There are at least 2 main paths for LPA production. The first pathway is hydrolysis of phosphatidic acid by phospholipase A1 and A2. It is believed that this pathway operates mainly in the cell or on the cell membrane where the phosphatidic acids are located (27). The second route is hydrolysis of lysophospholipids, such as lysophosphatidyl choline and isophosphatidyl serine by lysophospholipase ATX/D. There are other pathways that could produce LPA: glycerol 3-phosphate acylation by glycerophosphate acyl transferase and monoacyl glycerol phosphorylation by monoacyl glycerol kinase. However, the LPA produced by these 2 routes seems to be used as glycerol lipid synthesis precursors rather than a source for extracellular signal molecules (28).

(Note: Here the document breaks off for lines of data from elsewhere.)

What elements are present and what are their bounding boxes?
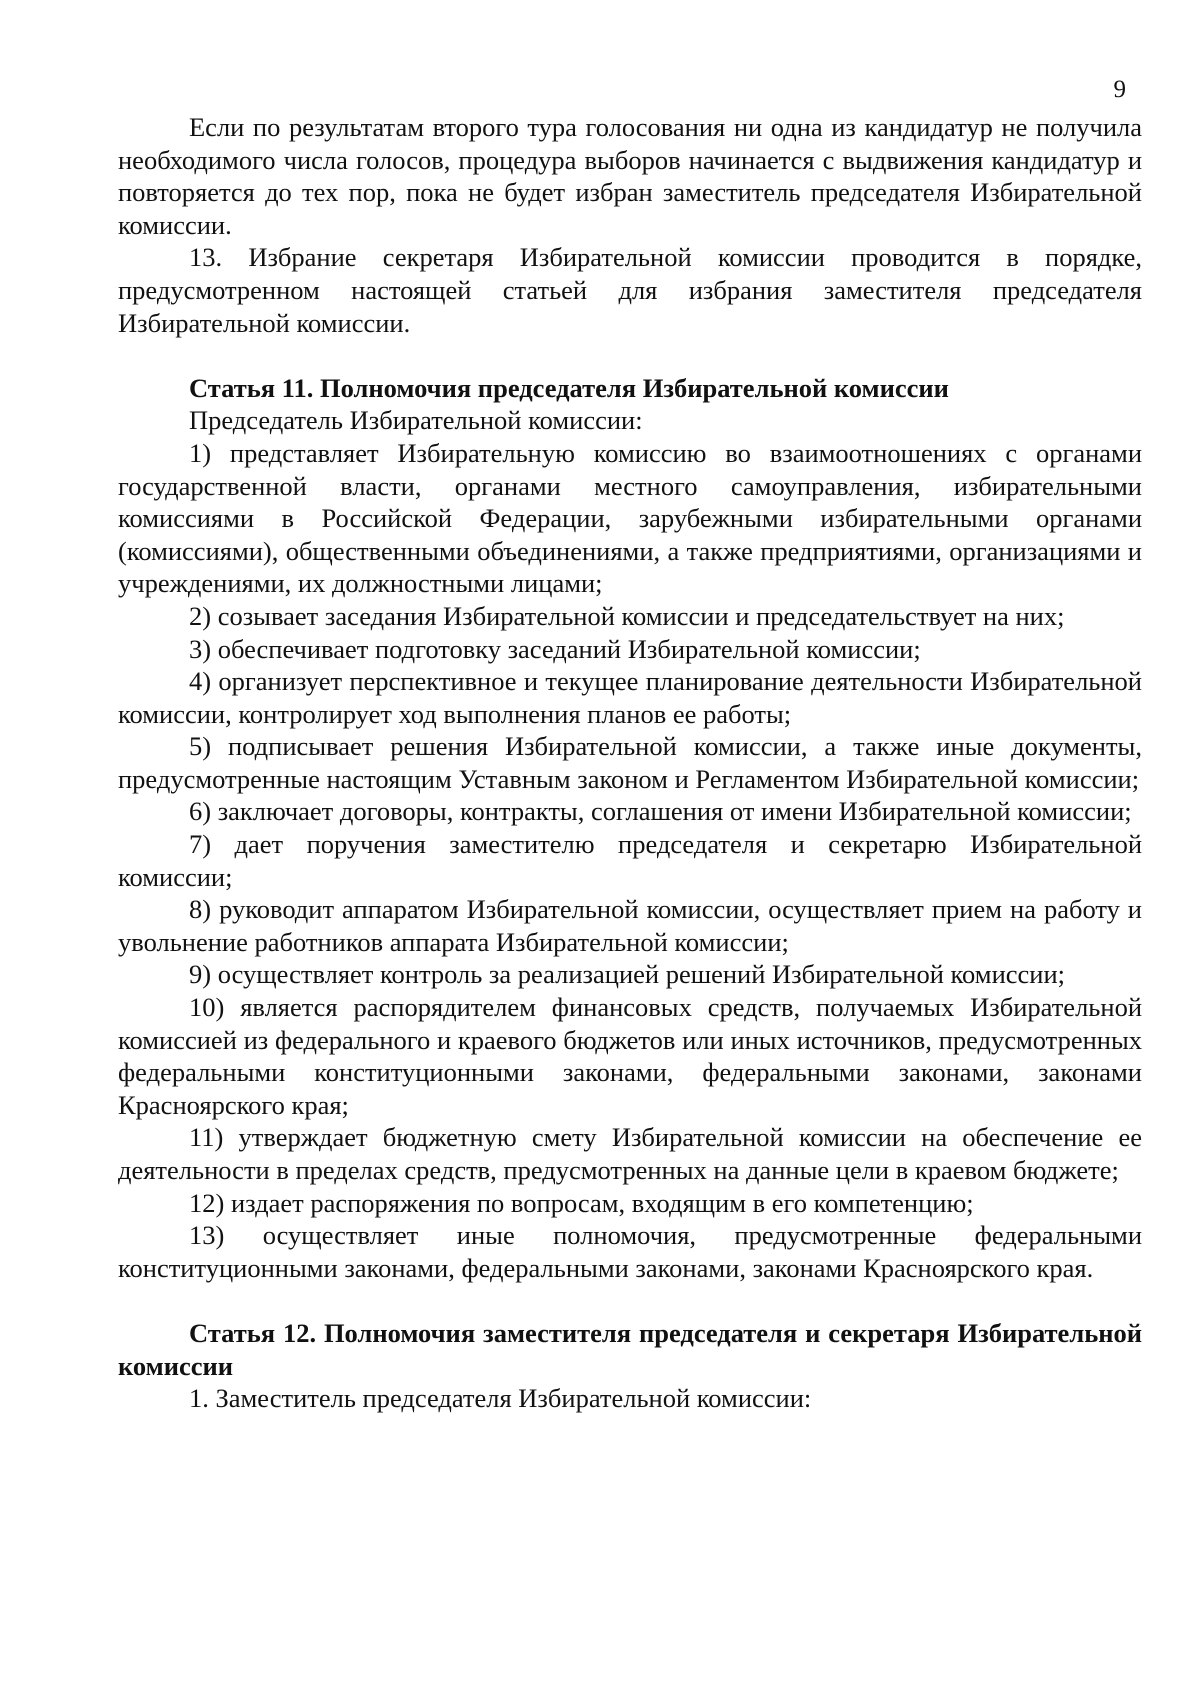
list-item-11: 11) утверждает бюджетную смету Избирательной комиссии на обеспечение ее деятельности в пределах средств, предусмотренных на данные цели в краевом бюджете; [118,1122,1142,1185]
list-item-3: 3) обеспечивает подготовку заседаний Избирательной комиссии; [189,633,921,664]
page-number: 9 [1113,76,1126,103]
paragraph-deputy-intro: 1. Заместитель председателя Избирательной комиссии: [189,1383,812,1414]
paragraph-secretary-election: 13. Избрание секретаря Избирательной комиссии проводится в порядке, предусмотренном настоящей статьей для избрания заместителя председателя Избирательной комиссии. [118,242,1142,338]
list-item-2: 2) созывает заседания Избирательной комиссии и председательствует на них; [189,600,1065,631]
list-item-5: 5) подписывает решения Избирательной комиссии, а также иные документы, предусмотренные настоящим Уставным законом и Регламентом Избирательной комиссии; [118,731,1142,794]
list-item-4: 4) организует перспективное и текущее планирование деятельности Избирательной комиссии, контролирует ход выполнения планов ее работы; [118,666,1142,729]
list-item-10: 10) является распорядителем финансовых средств, получаемых Избирательной комиссией из федерального и краевого бюджетов или иных источников, предусмотренных федеральными конституционными законами, федеральными законами, законами Красноярского края; [118,992,1142,1120]
list-item-12: 12) издает распоряжения по вопросам, входящим в его компетенцию; [189,1187,974,1218]
list-item-7: 7) дает поручения заместителю председателя и секретарю Избирательной комиссии; [118,829,1142,892]
list-item-6: 6) заключает договоры, контракты, соглашения от имени Избирательной комиссии; [189,796,1132,827]
document-body [118,111,1142,1415]
list-item-1: 1) представляет Избирательную комиссию во взаимоотношениях с органами государственной власти, органами местного самоуправления, избирательными комиссиями в Российской Федерации, зарубежными избирательными органами (комиссиями), общественными объединениями, а также предприятиями, организациями и учреждениями, их должностными лицами; [118,437,1142,599]
list-item-8: 8) руководит аппаратом Избирательной комиссии, осуществляет прием на работу и увольнение работников аппарата Избирательной комиссии; [118,894,1142,957]
article-12-heading: Статья 12. Полномочия заместителя председателя и секретаря Избирательной комиссии [118,1317,1142,1381]
paragraph-chairman-intro: Председатель Избирательной комиссии: [189,405,643,436]
article-11-heading: Статья 11. Полномочия председателя Избирательной комиссии [189,372,949,403]
list-item-9: 9) осуществляет контроль за реализацией решений Избирательной комиссии; [189,959,1066,990]
paragraph-runoff-result: Если по результатам второго тура голосования ни одна из кандидатур не получила необходимого числа голосов, процедура выборов начинается с выдвижения кандидатур и повторяется до тех пор, пока не будет избран заместитель председателя Избирательной комиссии. [118,112,1142,240]
list-item-13: 13) осуществляет иные полномочия, предусмотренные федеральными конституционными законами, федеральными законами, законами Красноярского края. [118,1220,1142,1283]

Responsible for production of LPA in blood is ATX, which is known as lysophospholipase D (29). In most cancers, ATX secretion is responsible for their invasive properties. ATX is among the very highly regulated genes in highly metastatic cancers (30). Therefore, the targeting of LPA and ATX as cancer enhancers for the treatment of this disease could be considered.
4.1. Conclusion
The serum LPA level increases in chronic myeloid leukemia, which may be considered as a biomarker in the CML.